La sœur Françoise de Pamplona, Carmélite toute dévouée aux âmes du purgatoire, cite nombre de ferventes religieuses, dont plusieurs avaient fait des miracles pendant leur vie, et qui, cependant, eurent à subir vingt, trente, soixante ans et plus de purgatoire. « Ah ! lui disait une de ces âmes, les hommes songent bien peu dans ce monde à tout ce qu'ils auront à payer ici pour les fautes qu'ils remarquent si peu là-bas ! » Et sainte Catherine de Gênes, qui a vécu dans une si grande intimité avec ces saintes âmes, qui a reçu de Dieu tant et de si vives lumières sur le purgatoire, s'écrie : « Oh ! que ne puis-je faire entendre ma voix assez haut, pour effrayer tous ceux qui habitent sur la terre et pour leur dire : O malheureux pécheurs ! pourquoi vous laissez-vous tellement aveugler par ce monde, que vous négligiez de pourvoir aux besoins que vous éprouverez à l'heure de la mort! Vous chercherez un refuge dans l'espoir de la miséricorde de Dieu, mais ne voyez-vous pas que cette bonté même portera témoignage contre vous ? »

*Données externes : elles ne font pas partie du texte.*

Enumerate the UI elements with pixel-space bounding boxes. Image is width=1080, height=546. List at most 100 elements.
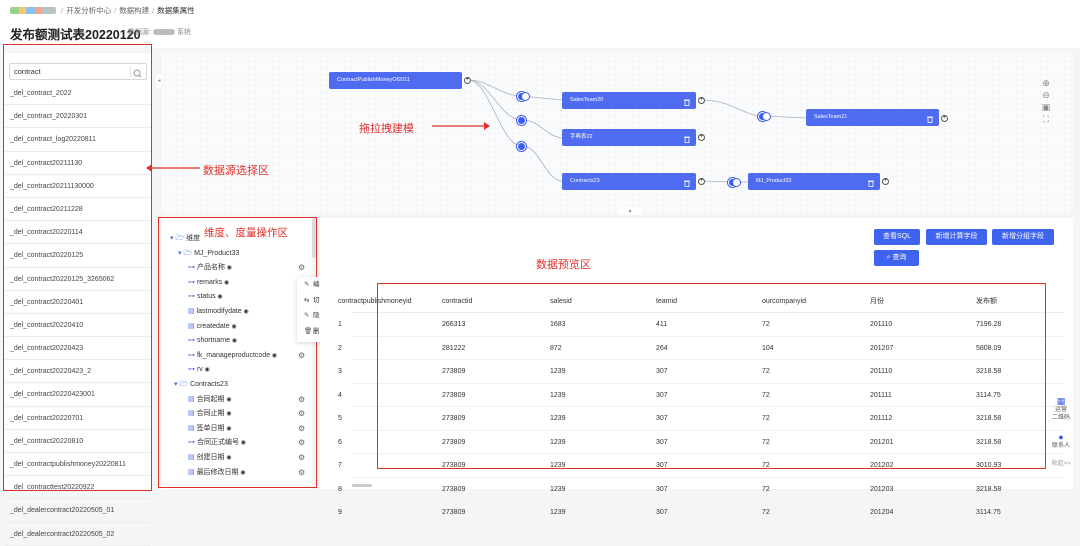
tree-group[interactable]: ▾ 🗁 Contracts23 bbox=[170, 378, 310, 392]
qrcode-widget[interactable]: ▦ 运营 二维码 bbox=[1046, 396, 1076, 422]
visibility-icon[interactable]: ◉ bbox=[239, 470, 245, 476]
visibility-icon[interactable]: ◉ bbox=[225, 265, 232, 271]
source-item[interactable]: _del_dealercontract20220505_01 bbox=[5, 499, 151, 523]
link-dot[interactable] bbox=[732, 178, 741, 187]
table-cell: 1239 bbox=[550, 391, 566, 399]
node-salesteam20-label: SalesTeam20 bbox=[570, 97, 604, 103]
visibility-icon[interactable]: ◉ bbox=[242, 309, 248, 315]
gear-icon[interactable]: ⚙ bbox=[298, 436, 305, 450]
table-cell: 1239 bbox=[550, 438, 566, 446]
column-header[interactable]: 发布额 bbox=[976, 291, 997, 313]
query-button[interactable]: ⌕ 查询 bbox=[874, 250, 919, 266]
column-header[interactable]: teamid bbox=[656, 291, 677, 313]
table-scrollbar[interactable] bbox=[352, 484, 372, 487]
link-dot[interactable] bbox=[517, 116, 526, 125]
visibility-icon[interactable]: ◉ bbox=[222, 280, 229, 286]
visibility-icon[interactable]: ◉ bbox=[239, 440, 246, 446]
tree-field[interactable]: ▤ 最后修改日期 ◉ ⚙ bbox=[170, 466, 310, 480]
delete-node-icon[interactable] bbox=[927, 114, 933, 123]
visibility-icon[interactable]: ◉ bbox=[230, 338, 237, 344]
node-mjproduct33[interactable]: MJ_Product33 bbox=[748, 173, 880, 190]
column-header[interactable]: contractpublishmoneyid bbox=[338, 291, 412, 313]
delete-node-icon[interactable] bbox=[684, 134, 690, 143]
zoom-in-icon[interactable]: ⊕ bbox=[1041, 78, 1051, 88]
tree-field-label: 最后修改日期 bbox=[196, 468, 239, 476]
delete-node-icon[interactable] bbox=[684, 97, 690, 106]
node-zidianbiao22[interactable]: 字典表22 bbox=[562, 129, 696, 146]
fit-view-icon[interactable]: ▣ bbox=[1041, 102, 1051, 112]
visibility-icon[interactable]: ◉ bbox=[270, 353, 277, 359]
visibility-icon[interactable]: ◉ bbox=[216, 294, 222, 300]
table-row[interactable]: 3 273809 1239 307 72 201110 3218.58 bbox=[338, 360, 1064, 384]
tree-field[interactable]: ⊶ remarks ◉ bbox=[170, 276, 310, 290]
column-header[interactable]: 月份 bbox=[870, 291, 884, 313]
node-root[interactable]: ContractPublishMoneyOf2011 bbox=[329, 72, 462, 89]
visibility-icon[interactable]: ◉ bbox=[225, 397, 231, 403]
node-salesteam20[interactable]: SalesTeam20 bbox=[562, 92, 696, 109]
column-header[interactable]: contractid bbox=[442, 291, 472, 313]
gear-icon[interactable]: ⚙ bbox=[298, 451, 305, 465]
add-link-icon[interactable]: + bbox=[698, 134, 705, 141]
tree-field[interactable]: ▤ 创建日期 ◉ ⚙ bbox=[170, 451, 310, 465]
table-row[interactable]: 8 273809 1239 307 72 201203 3218.58 bbox=[338, 478, 1064, 501]
gear-icon[interactable]: ⚙ bbox=[298, 393, 305, 407]
table-row[interactable]: 4 273809 1239 307 72 201111 3114.75 bbox=[338, 384, 1064, 407]
visibility-icon[interactable]: ◉ bbox=[230, 324, 236, 330]
tree-field[interactable]: ⊶ 产品名称 ◉ ⚙ bbox=[170, 261, 310, 275]
add-calc-field-button[interactable]: 新增计算字段 bbox=[926, 229, 987, 245]
visibility-icon[interactable]: ◉ bbox=[225, 426, 231, 432]
link-dot[interactable] bbox=[517, 142, 526, 151]
link-dot[interactable] bbox=[762, 112, 771, 121]
add-link-icon[interactable]: + bbox=[941, 115, 948, 122]
contact-widget[interactable]: ● 联系人 bbox=[1046, 432, 1076, 450]
gear-icon[interactable]: ⚙ bbox=[298, 349, 305, 363]
table-row[interactable]: 6 273809 1239 307 72 201201 3218.58 bbox=[338, 431, 1064, 454]
tree-group[interactable]: ▾ 🗁 MJ_Product33 bbox=[170, 247, 310, 261]
node-contracts23[interactable]: Contracts23 bbox=[562, 173, 696, 190]
tree-field[interactable]: ▤ 签单日期 ◉ ⚙ bbox=[170, 422, 310, 436]
visibility-icon[interactable]: ◉ bbox=[203, 367, 209, 373]
gear-icon[interactable]: ⚙ bbox=[298, 466, 305, 480]
view-sql-button[interactable]: 查看SQL bbox=[874, 229, 920, 245]
visibility-icon[interactable]: ◉ bbox=[225, 455, 231, 461]
add-link-icon[interactable]: + bbox=[882, 178, 889, 185]
gear-icon[interactable]: ⚙ bbox=[298, 407, 305, 421]
fullscreen-icon[interactable]: ⛶ bbox=[1041, 114, 1051, 124]
column-header[interactable]: ourcompanyid bbox=[762, 291, 806, 313]
tree-field[interactable]: ▤ lastmodifydate ◉ bbox=[170, 305, 310, 319]
tree-field[interactable]: ⊶ status ◉ bbox=[170, 290, 310, 304]
gear-icon[interactable]: ⚙ bbox=[298, 261, 305, 275]
tree-field[interactable]: ▤ 合同起期 ◉ ⚙ bbox=[170, 393, 310, 407]
add-link-icon[interactable]: + bbox=[698, 97, 705, 104]
gear-icon[interactable]: ⚙ bbox=[298, 422, 305, 436]
add-link-icon[interactable]: + bbox=[698, 178, 705, 185]
resize-handle[interactable]: ▲ bbox=[618, 207, 642, 215]
link-dot[interactable] bbox=[521, 92, 530, 101]
table-row[interactable]: 1 266313 1683 411 72 201110 7196.28 bbox=[338, 313, 1064, 337]
table-cell: 1239 bbox=[550, 368, 566, 375]
table-row[interactable]: 7 273809 1239 307 72 201202 3010.93 bbox=[338, 454, 1064, 478]
add-link-icon[interactable]: + bbox=[464, 77, 471, 84]
add-group-field-button[interactable]: 新增分组字段 bbox=[992, 229, 1054, 245]
table-row[interactable]: 5 273809 1239 307 72 201112 3218.58 bbox=[338, 407, 1064, 431]
annotation-arrow-left bbox=[146, 164, 200, 172]
visibility-icon[interactable]: ◉ bbox=[225, 411, 231, 417]
delete-node-icon[interactable] bbox=[684, 178, 690, 187]
tree-field[interactable]: ⊶ rv ◉ bbox=[170, 363, 310, 377]
tree-field[interactable]: ⊶ 合同正式编号 ◉ ⚙ bbox=[170, 436, 310, 450]
tree-field[interactable]: ▤ 合同止期 ◉ ⚙ bbox=[170, 407, 310, 421]
table-cell: 273809 bbox=[442, 391, 466, 399]
tree-field[interactable]: ⊶ shortname ◉ bbox=[170, 334, 310, 348]
source-item[interactable]: _del_dealercontract20220505_02 bbox=[5, 523, 151, 546]
column-header[interactable]: salesid bbox=[550, 291, 572, 313]
delete-node-icon[interactable] bbox=[868, 178, 874, 187]
table-row[interactable]: 2 281222 872 264 104 201207 5808.09 bbox=[338, 337, 1064, 360]
table-row[interactable]: 9 273809 1239 307 72 201204 3114.75 bbox=[338, 501, 1064, 525]
tree-field[interactable]: ⊶ fk_manageproductcode ◉ ⚙ bbox=[170, 349, 310, 363]
panel-scrollbar[interactable] bbox=[312, 218, 316, 258]
collapse-sidebar-link[interactable]: 收起>> bbox=[1046, 460, 1076, 468]
zoom-out-icon[interactable]: ⊖ bbox=[1041, 90, 1051, 100]
node-salesteam21[interactable]: SalesTeam21 bbox=[806, 109, 939, 126]
tree-field[interactable]: ▤ createdate ◉ bbox=[170, 320, 310, 334]
tree-root-label: 维度 bbox=[186, 235, 201, 242]
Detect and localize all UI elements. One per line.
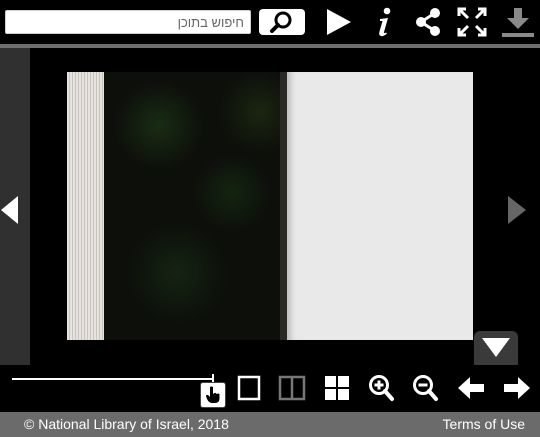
collapse-arrow-icon — [482, 338, 510, 357]
single-page-view-button[interactable] — [236, 374, 264, 402]
footer: © National Library of Israel, 2018 Terms… — [0, 412, 540, 437]
play-icon — [327, 9, 351, 35]
info-icon — [379, 7, 391, 37]
grid-view-icon — [325, 376, 349, 400]
book-spine-edge — [67, 72, 104, 340]
arrow-left-icon — [458, 377, 484, 399]
blank-page — [287, 72, 473, 340]
info-button[interactable] — [368, 6, 400, 38]
double-page-view-icon — [278, 375, 306, 401]
hand-pointer-icon — [206, 386, 220, 403]
play-button[interactable] — [322, 6, 354, 38]
search-input[interactable] — [5, 10, 251, 34]
zoom-in-icon — [369, 375, 394, 401]
fullscreen-icon — [457, 7, 487, 37]
collapse-panel-button[interactable] — [474, 331, 518, 365]
cover-edge — [280, 72, 287, 340]
next-page-button[interactable] — [503, 374, 531, 402]
download-icon — [502, 8, 534, 37]
search-button[interactable] — [259, 9, 305, 35]
single-page-view-icon — [237, 375, 261, 401]
search-icon — [270, 11, 292, 33]
copyright-text: © National Library of Israel, 2018 — [24, 416, 229, 432]
zoom-out-button[interactable] — [411, 374, 439, 402]
download-button[interactable] — [500, 6, 536, 38]
zoom-out-icon — [413, 375, 438, 401]
double-page-view-button[interactable] — [278, 374, 306, 402]
grid-view-button[interactable] — [323, 374, 351, 402]
share-icon — [416, 8, 440, 36]
book-spread[interactable] — [67, 72, 473, 340]
page-slider-track[interactable] — [12, 378, 213, 380]
top-toolbar — [0, 0, 540, 44]
page-slider-handle[interactable] — [200, 382, 226, 408]
next-page-icon[interactable] — [507, 196, 527, 224]
book-cover-image — [104, 72, 287, 340]
viewer-stage — [0, 48, 540, 365]
zoom-in-button[interactable] — [367, 374, 395, 402]
terms-of-use-link[interactable]: Terms of Use — [443, 412, 525, 437]
previous-page-button[interactable] — [457, 374, 485, 402]
prev-page-icon[interactable] — [1, 196, 19, 224]
arrow-right-icon — [504, 377, 530, 399]
fullscreen-button[interactable] — [456, 6, 488, 38]
share-button[interactable] — [412, 6, 444, 38]
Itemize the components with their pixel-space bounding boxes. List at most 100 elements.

De grâce, M. T. C. F., soyons plus attentifs à nos propres intérêts, et surtout aux intérêts de la gloire de Dieu, et gardons-nous de l'indifférence et de la maudite tiédeur! Dès ce moment, entrons avec plus de courage dans la voie de la piété, d'une parfaite régularité, de la pénitence. Notre-Seigneur nous y invite lui-même dans ce sévère avertissement donné à ses chers Apôtres: Si vous ne faites pénitence, vous périrez tous[13]!

Qu'on ne dise pas pour s'en dispenser : « Je me suis confessé de ces fautes, de ces péchés, je puis être tranquille. Sans aucun doute le sacrement de pénitence, reçu avec les dispositions requises, remet la coulpe des fautes; mais Dieu sait quelle proportion de la peine temporelle est remise par l'absolution; et le Concile de Trente porte anathème contre ceux qui soutiendraient que pour les fautes commises, toute peine est remise par le sacrement de pénitence.

A ces graves réflexions laissez-moi ajouter encore, M. T. C. F., un avertissement qui doit nous être cher; il est tout, pour nous.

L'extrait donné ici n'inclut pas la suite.